Australian Air Transport Safety Board (ATSB) investigators are focusing on whether an oxygen bottle used for emergency back-up for the cockpit exploded mid-flight, tearing a three-metre (10-foot) hole in the Boeing's hull.
One of two such cylinders is missing from the plane, which was en route from Hong Kong to Melbourne and had 365 passengers and crew on board when it was forced to land, investigators said.
But Cox refused to speculate on whether an exploding oxygen bottle was to blame for rupturing the Boeing's hull in an incident that Qantas executives acknowledged ended in a lucky escape for passengers.
"We don't know that was the root cause so that's why we're not going to speculate. The fact that that has never happened may be relevant, it may not be relevant," Cox said.
Air safety officials confirmed that if an exploding oxygen bottle is proved to have blown a hole in the jet, it would mark the first time such an incident has been recorded in a large passenger plane.
"As far as we can determine this has never happened before on a passenger aircraft," Civil Aviation Safety Authority (CASA) spokesman Peter Gibson said.

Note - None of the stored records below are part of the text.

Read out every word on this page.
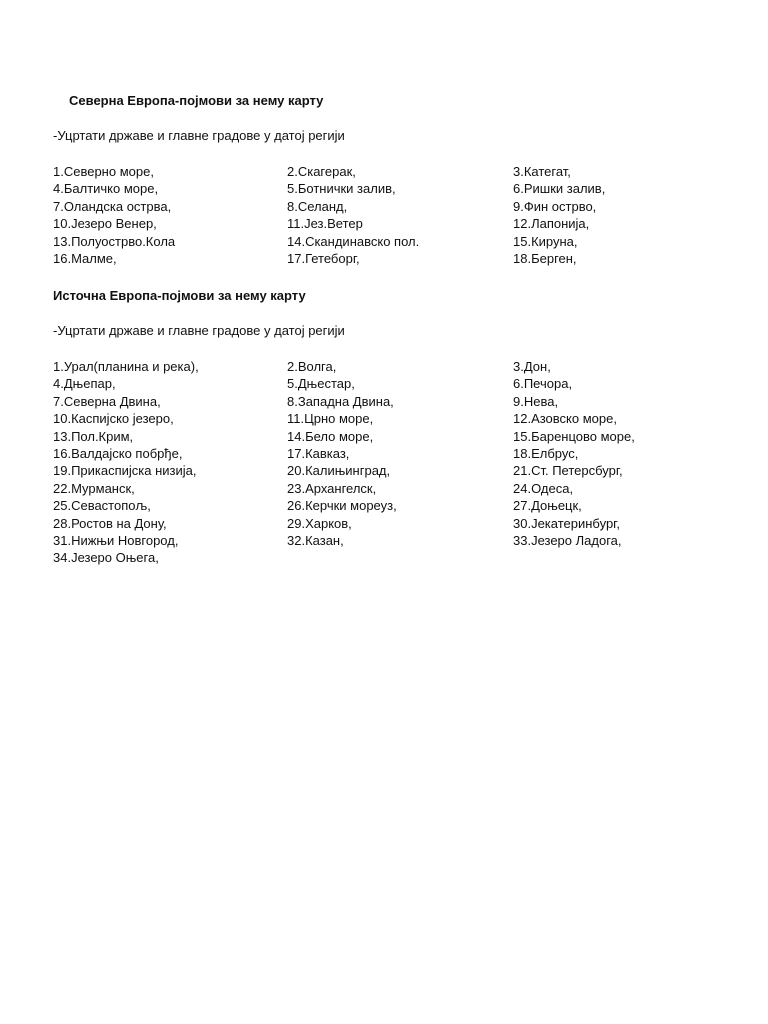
Северна Европа-појмови за нему карту
-Уцртати државе и главне градове у датој регији
1.Северно море,	2.Скагерак,	3.Категат,
4.Балтичко море,	5.Ботнички залив,	6.Ришки залив,
7.Оландска острва,	8.Селанд,	9.Фин острво,
10.Језеро Венер,	11.Јез.Ветер	12.Лапонија,
13.Полуострво.Кола	14.Скандинавско пол.	15.Кируна,
16.Малме,	17.Гетеборг,	18.Берген,
Источна Европа-појмови за нему карту
-Уцртати државе и главне градове у датој регији
1.Урал(планина и река),	2.Волга,	3.Дон,
4.Дњепар,	5.Дњестар,	6.Печора,
7.Северна Двина,	8.Западна Двина,	9.Нева,
10.Каспијско језеро,	11.Црно море,	12.Азовско море,
13.Пол.Крим,	14.Бело море,	15.Баренцово море,
16.Валдајско побрђе,	17.Кавказ,	18.Елбрус,
19.Прикаспијска низија,	20.Калињинград,	21.Ст. Петерсбург,
22.Мурманск,	23.Архангелск,	24.Одеса,
25.Севастопољ,	26.Керчки мореуз,	27.Доњецк,
28.Ростов на Дону,	29.Харков,	30.Јекатеринбург,
31.Нижњи Новгород,	32.Казан,	33.Језеро Ладога,
34.Језеро Оњега,
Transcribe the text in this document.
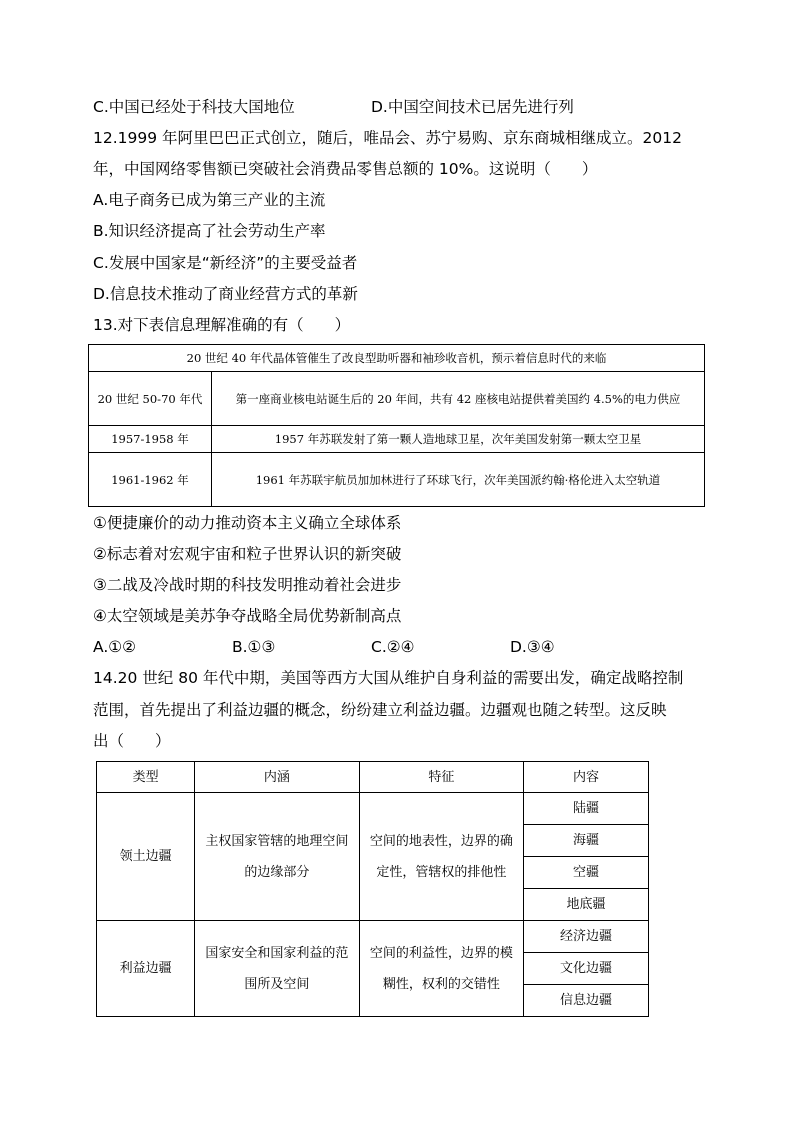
C.中国已经处于科技大国地位	D.中国空间技术已居先进行列
12.1999 年阿里巴巴正式创立，随后，唯品会、苏宁易购、京东商城相继成立。2012
年，中国网络零售额已突破社会消费品零售总额的 10%。这说明（　　）
A.电子商务已成为第三产业的主流
B.知识经济提高了社会劳动生产率
C.发展中国家是“新经济”的主要受益者
D.信息技术推动了商业经营方式的革新
13.对下表信息理解准确的有（　　）
20 世纪 40 年代晶体管催生了改良型助听器和袖珍收音机，预示着信息时代的来临	
20 世纪 50-70 年代	第一座商业核电站诞生后的 20 年间，共有 42 座核电站提供着美国约 4.5%的电力供应
1957-1958 年	1957 年苏联发射了第一颗人造地球卫星，次年美国发射第一颗太空卫星
1961-1962 年	1961 年苏联宇航员加加林进行了环球飞行，次年美国派约翰·格伦进入太空轨道
①便捷廉价的动力推动资本主义确立全球体系
②标志着对宏观宇宙和粒子世界认识的新突破
③二战及冷战时期的科技发明推动着社会进步
④太空领域是美苏争夺战略全局优势新制高点
A.①②	B.①③	C.②④	D.③④
14.20 世纪 80 年代中期，美国等西方大国从维护自身利益的需要出发，确定战略控制
范围，首先提出了利益边疆的概念，纷纷建立利益边疆。边疆观也随之转型。这反映
出（　　）
类型	内涵	特征	内容
领土边疆	主权国家管辖的地理空间的边缘部分	空间的地表性，边界的确定性，管辖权的排他性	陆疆
海疆
空疆
地底疆

利益边疆	国家安全和国家利益的范围所及空间	空间的利益性，边界的模糊性，权利的交错性	经济边疆
文化边疆
信息边疆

"There's no reports of it anywhere, so it's very, very unusual and obviously understanding why that happened will be absolutely critical to making sure it can't occur again," he told the Australian Broadcasting Corporation.
"If it turns out that is the cause of the accident, the cause of the hole in the side of the aircraft, obviously that will be a key part of the investigation, working out why a bottle would suddenly give way," Gibson said.
Metal fatigue in the cylinder, a failure of the regulator valve, something hitting it and puncturing the bottle, or it overheating, were among possible causes the ATSB would look at, he said.
"Maintenance has to be looked at obviously, yes you can't rule that out, but at this stage you look at absolutely everything," Gibson told ABC radio.
Qantas has ordered checks on the oxygen bottles -- they are due to be completed this week -- after Australian investigators leading the probe in the Philippines revealed a cylinder was missing from the plane.
But outgoing Qantas Chief Executive Geoff Dixon defended the airline's "enviable" safety record and dismissed speculation that the stricken aircraft may have been improperly maintained.
"We have very strict maintenance and security in this company, I think we have a worldwide reputation for it," Dixon told a press conference in Sydney.
Some passengers have alleged that the oxygen masks that dropped from the ceiling when the plane began its emergency descent following depressurisation did not work and one claimed the elastic headband on his mask had deteriorated.
"There is no doubt that all of our masks are checked on a regular basis, yet there is every chance that the trauma suffered by the aircraft may have interfered with other systems," Dixon said.
"We believe that everything in that aircraft was in good shape when it took off," he said.